"The U.S. government occupies a pretty large footprint in the economy. It employs 2.85 million people directly. Next, think of all the businesses, many of them publicly held, that rely on the government for a big chunk of their business. For-profit education companies, defense contractors, the entire health care industry, Wal-Mart and other retailers that cater to people who depend on federal benefits to help pay their grocery bills. Every large consulting firm, every large tech firm (from Microsoft to IBM) has a large unit that provides services and products to the federal government.In pointing this out, Mr. Gross was ostensibly more concerned with explaining why bonds seem a relatively safe investment at this point. He says, "government reliance on debt to fund of operations and investments is so great that they'd rather alienate workers and citizens and taxpayers than anger the bond market." So all the explanation of what they'd have to do to avoid angering the bond market just explains why stocks are the more risky bet despite debt ceiling fears.
Should the U.S. bump up against the debt limit without resolution, it's possible the Pentagon would delay indefinitely the signing of new contracts for fighter jets. Or agencies would cancel or slowdown payment on IT projects. Or Congressmen and their staffers would see their wages reduced. Or fewer people would get food stamps. The cumulative impact would be less demand, less economic activity, more uncertainty."
Yet there's a far more important take away than Mr. Gross's surface question of whether it makes more sense to invest in bonds versus stocks. Those payments we'd have to avoid making? They're a lot like the cuts the GOP wants to make. If the Republicans got their way -- the whole thing for which they're playing chicken with the debt ceiling -- we'd see most of those cuts. No wonder they don't care about the debt ceiling, if what they figure we'd avoid paying to avoid default are the things they don't want to fund anyway. And "Of course, all these moves would be contractionary — they'd help slow economic growth."
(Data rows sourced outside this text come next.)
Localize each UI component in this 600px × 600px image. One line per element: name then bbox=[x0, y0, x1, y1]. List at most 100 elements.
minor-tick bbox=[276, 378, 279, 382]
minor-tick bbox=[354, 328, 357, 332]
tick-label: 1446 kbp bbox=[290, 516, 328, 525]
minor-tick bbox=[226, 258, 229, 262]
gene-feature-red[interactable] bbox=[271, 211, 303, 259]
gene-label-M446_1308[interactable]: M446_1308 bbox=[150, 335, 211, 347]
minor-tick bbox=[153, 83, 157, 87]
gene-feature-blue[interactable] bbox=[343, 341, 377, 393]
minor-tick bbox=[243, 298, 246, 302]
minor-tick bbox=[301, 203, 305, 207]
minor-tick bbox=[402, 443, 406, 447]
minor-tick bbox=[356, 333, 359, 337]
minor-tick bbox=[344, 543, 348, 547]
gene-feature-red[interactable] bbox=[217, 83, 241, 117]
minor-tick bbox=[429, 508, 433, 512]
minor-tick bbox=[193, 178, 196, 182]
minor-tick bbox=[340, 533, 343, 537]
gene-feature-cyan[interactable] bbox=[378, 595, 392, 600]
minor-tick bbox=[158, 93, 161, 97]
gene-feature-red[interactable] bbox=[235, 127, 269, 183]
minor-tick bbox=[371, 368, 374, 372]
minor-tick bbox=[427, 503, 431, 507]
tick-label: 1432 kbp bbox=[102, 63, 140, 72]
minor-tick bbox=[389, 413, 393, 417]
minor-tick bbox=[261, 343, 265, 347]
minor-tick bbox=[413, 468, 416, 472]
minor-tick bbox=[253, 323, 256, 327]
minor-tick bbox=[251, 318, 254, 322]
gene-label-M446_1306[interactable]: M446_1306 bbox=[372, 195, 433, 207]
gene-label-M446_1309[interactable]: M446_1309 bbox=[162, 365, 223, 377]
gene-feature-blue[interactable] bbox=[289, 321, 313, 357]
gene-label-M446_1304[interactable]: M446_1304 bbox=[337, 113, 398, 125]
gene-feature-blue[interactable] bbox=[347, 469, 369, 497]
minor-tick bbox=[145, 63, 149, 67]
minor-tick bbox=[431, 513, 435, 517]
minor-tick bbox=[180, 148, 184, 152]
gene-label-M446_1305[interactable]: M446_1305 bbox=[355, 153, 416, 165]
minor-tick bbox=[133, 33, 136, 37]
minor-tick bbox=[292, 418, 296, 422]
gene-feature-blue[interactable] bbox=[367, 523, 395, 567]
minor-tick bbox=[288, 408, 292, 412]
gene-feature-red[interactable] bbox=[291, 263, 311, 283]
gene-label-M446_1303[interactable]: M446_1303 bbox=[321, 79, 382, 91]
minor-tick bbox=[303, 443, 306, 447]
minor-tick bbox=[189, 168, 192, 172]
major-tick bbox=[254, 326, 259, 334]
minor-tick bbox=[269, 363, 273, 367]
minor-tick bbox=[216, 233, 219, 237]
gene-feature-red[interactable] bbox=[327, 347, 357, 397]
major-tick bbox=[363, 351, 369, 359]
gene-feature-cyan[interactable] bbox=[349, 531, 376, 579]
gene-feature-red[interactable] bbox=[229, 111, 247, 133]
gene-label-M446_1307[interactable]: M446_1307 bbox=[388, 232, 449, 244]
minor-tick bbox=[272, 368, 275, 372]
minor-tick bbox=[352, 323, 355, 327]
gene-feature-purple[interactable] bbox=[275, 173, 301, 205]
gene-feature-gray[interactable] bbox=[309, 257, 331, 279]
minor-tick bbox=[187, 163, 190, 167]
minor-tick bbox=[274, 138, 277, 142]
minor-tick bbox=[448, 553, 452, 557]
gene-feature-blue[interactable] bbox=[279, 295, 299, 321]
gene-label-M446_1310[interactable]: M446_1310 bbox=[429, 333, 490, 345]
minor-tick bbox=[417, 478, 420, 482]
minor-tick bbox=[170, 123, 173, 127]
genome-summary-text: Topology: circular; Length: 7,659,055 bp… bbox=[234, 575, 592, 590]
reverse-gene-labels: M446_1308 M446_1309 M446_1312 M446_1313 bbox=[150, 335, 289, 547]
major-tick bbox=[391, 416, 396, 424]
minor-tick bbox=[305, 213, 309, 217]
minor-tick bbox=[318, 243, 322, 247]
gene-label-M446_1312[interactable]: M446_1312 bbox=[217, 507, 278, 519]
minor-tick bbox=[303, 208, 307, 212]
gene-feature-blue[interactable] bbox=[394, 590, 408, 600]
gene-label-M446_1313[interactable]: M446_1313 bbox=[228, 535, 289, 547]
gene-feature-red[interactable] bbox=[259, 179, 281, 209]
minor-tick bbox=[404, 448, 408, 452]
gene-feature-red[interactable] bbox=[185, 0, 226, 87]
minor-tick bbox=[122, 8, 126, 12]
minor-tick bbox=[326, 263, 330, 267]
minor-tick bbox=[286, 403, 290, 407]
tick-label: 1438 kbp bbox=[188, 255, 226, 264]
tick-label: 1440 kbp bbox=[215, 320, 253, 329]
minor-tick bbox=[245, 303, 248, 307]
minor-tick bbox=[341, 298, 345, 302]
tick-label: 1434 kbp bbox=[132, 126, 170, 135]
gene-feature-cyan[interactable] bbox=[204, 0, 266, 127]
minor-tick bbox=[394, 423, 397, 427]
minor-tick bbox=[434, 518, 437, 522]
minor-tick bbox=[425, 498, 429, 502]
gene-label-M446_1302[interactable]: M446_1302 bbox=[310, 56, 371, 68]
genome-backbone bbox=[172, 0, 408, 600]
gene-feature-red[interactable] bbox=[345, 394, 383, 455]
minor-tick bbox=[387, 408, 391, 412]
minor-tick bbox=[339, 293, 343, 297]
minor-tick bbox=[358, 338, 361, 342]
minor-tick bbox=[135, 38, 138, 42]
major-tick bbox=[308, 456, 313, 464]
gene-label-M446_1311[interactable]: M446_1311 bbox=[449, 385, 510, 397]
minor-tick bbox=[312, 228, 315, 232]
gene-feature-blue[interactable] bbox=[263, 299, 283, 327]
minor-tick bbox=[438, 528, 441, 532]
Contraction, by the way, is more or less a general term for things like recessions and depressions. Mr. Gross didn't speculate on whether those non-payments (or cuts, if de-funded in a relatively orderly manner) would cause a mere recession or a full-fledged depression. But that's really the remaining question for anyone who might be paying attention to where the Republicans goals would shove us. If the Republicans get their massive budget cuts, the question isn't whether it'll hammer the economy, the question is only how hard ... and whether we've ever seen it hammered that hard before.